Le chef de l’État devrait balayer devant la porte de la France, se « réveiller » à son tour parce qu’il est lui aussi frappé d’« une déconnexion criante et inacceptable », notamment avec un pays-ami-allié, l’un des pires régimes de la planète, régime de terreur et de torture : l’Égypte. 

Il devrait ajouter à son marathon diplomatique la condamnation, haut et fort, publiquement, fermement, de l’extrême répression, orchestrée par son homologue le maréchal Abdel Fattah al-Sissi, qui est en train d’étouffer, d’écraser, de faire disparaître en toute impunité les si minuscules derniers sas de liberté du peuple égyptien. 

Il devrait dénoncer les multiples et massives violations des libertés publiques et des droits humains en Égypte depuis le coup d’État militaire de 2013, la torture systématique, les arrestations et les détentions arbitraires, les disparitions forcées, les exécutions extra-judiciaires. 

Les présidents égyptien et français à l'Élysée, le 24 octobre 2017. © Reuters Les présidents égyptien et français à l'Élysée, le 24 octobre 2017. © Reuters

Il devrait appeler à libérer les dizaines de milliers d’innocents qui croupissent dans les geôles du pays dans des conditions inhumaines ou qui ont disparu sans qu’on sache s’ils sont morts ou vivants sous le coup d’accusations bidons d’appartenance à un groupe terroriste, de propagation de fausses nouvelles, de recours abusif aux réseaux sociaux, etc. 

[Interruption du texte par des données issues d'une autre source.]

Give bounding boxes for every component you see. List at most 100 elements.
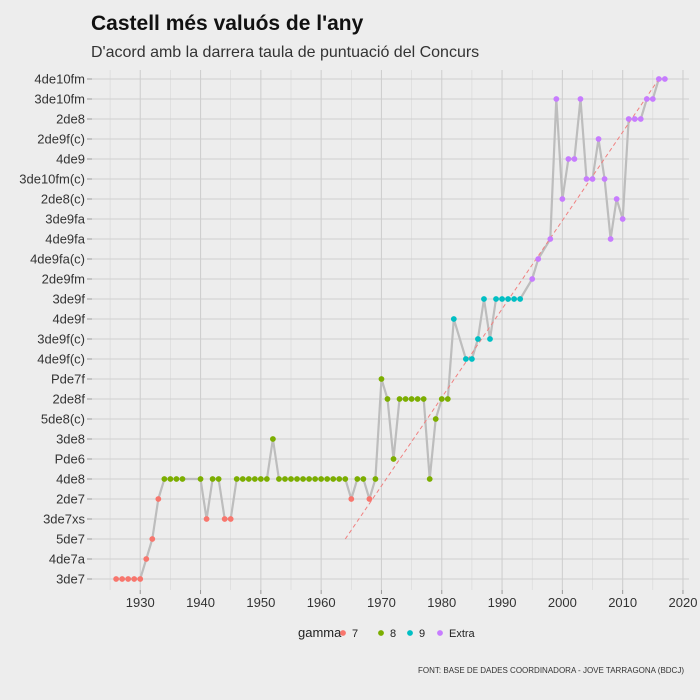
- data-point: [517, 296, 524, 302]
- data-point: [469, 356, 475, 362]
- data-point: [547, 236, 554, 242]
- data-point: [438, 396, 445, 402]
- y-axis: 3de7 4de7a 5de7 3de7xs 2de7 4de8 Pde6 3de8 5de8(…: [19, 72, 92, 587]
- data-point: [233, 476, 240, 482]
- data-point: [125, 576, 132, 582]
- chart-caption: FONT: BASE DE DADES COORDINADORA - JOVE …: [418, 666, 684, 675]
- data-point: [113, 576, 120, 582]
- data-point: [649, 96, 656, 102]
- data-point: [378, 376, 385, 382]
- data-point: [462, 356, 469, 362]
- data-point: [390, 456, 397, 462]
- y-tick-label: 3de10fm(c): [19, 172, 85, 187]
- data-point: [173, 476, 180, 482]
- y-tick-label: 4de9fa(c): [30, 252, 85, 267]
- data-point: [553, 96, 560, 102]
- legend-label: 9: [419, 628, 425, 640]
- data-point: [282, 476, 288, 482]
- y-tick-label: 2de9f(c): [37, 132, 85, 147]
- y-tick-label: 2de9fm: [42, 272, 85, 287]
- data-point: [487, 336, 493, 342]
- legend-swatch: [378, 630, 384, 636]
- data-point: [499, 296, 505, 302]
- legend-label: 7: [352, 628, 358, 640]
- data-point: [155, 496, 162, 502]
- data-point: [607, 236, 614, 242]
- data-point: [312, 476, 319, 482]
- data-point: [631, 116, 638, 122]
- data-point: [215, 476, 222, 482]
- legend: gamma 7 8 9 Extra: [298, 625, 476, 640]
- x-tick-label: 2010: [608, 595, 637, 610]
- data-point: [288, 476, 294, 482]
- data-point: [179, 476, 186, 482]
- data-point: [559, 196, 566, 202]
- data-point: [336, 476, 343, 482]
- data-point: [203, 516, 210, 522]
- chart-subtitle: D'acord amb la darrera taula de puntuaci…: [91, 44, 479, 61]
- x-tick-label: 1950: [246, 595, 275, 610]
- data-point: [408, 396, 415, 402]
- data-point: [420, 396, 427, 402]
- y-tick-label: 3de7xs: [43, 512, 85, 527]
- y-tick-label: 4de7a: [49, 552, 86, 567]
- data-point: [348, 496, 355, 502]
- data-point: [360, 476, 367, 482]
- data-point: [197, 476, 204, 482]
- data-point: [481, 296, 487, 302]
- legend-swatch: [340, 630, 346, 636]
- legend-title: gamma: [298, 625, 342, 640]
- data-point: [276, 476, 282, 482]
- data-point: [330, 476, 337, 482]
- y-tick-label: Pde6: [55, 452, 85, 467]
- data-point: [655, 76, 662, 82]
- data-point: [535, 256, 542, 262]
- data-point: [342, 476, 349, 482]
- y-tick-label: Pde7f: [51, 372, 85, 387]
- data-point: [251, 476, 258, 482]
- y-tick-label: 3de8: [56, 432, 85, 447]
- data-point: [493, 296, 499, 302]
- data-point: [396, 396, 403, 402]
- data-point: [625, 116, 632, 122]
- y-tick-label: 2de8: [56, 112, 85, 127]
- data-point: [209, 476, 216, 482]
- data-point: [318, 476, 325, 482]
- data-point: [589, 176, 596, 182]
- data-point: [577, 96, 584, 102]
- y-tick-label: 3de7: [56, 572, 85, 587]
- y-tick-label: 3de9f: [52, 292, 85, 307]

Il devrait faire pression pour que tous ces militants, opposants, blogueurs, journalistes, avocats, aspirants pacifiques à la démocratie, la jeunesse révolutionnaire de 2011 qui n’a rien fait de mal à part réclamer les droits les plus élémentaires, ses aînés et ses héritiers, quittent le thalaja, « le frigo », comme on désigne en arabe cette réclusion discrétionnaire qui peut durer des mois, des années, après des simulacres de procès ou sans même un jour avoir été jugé.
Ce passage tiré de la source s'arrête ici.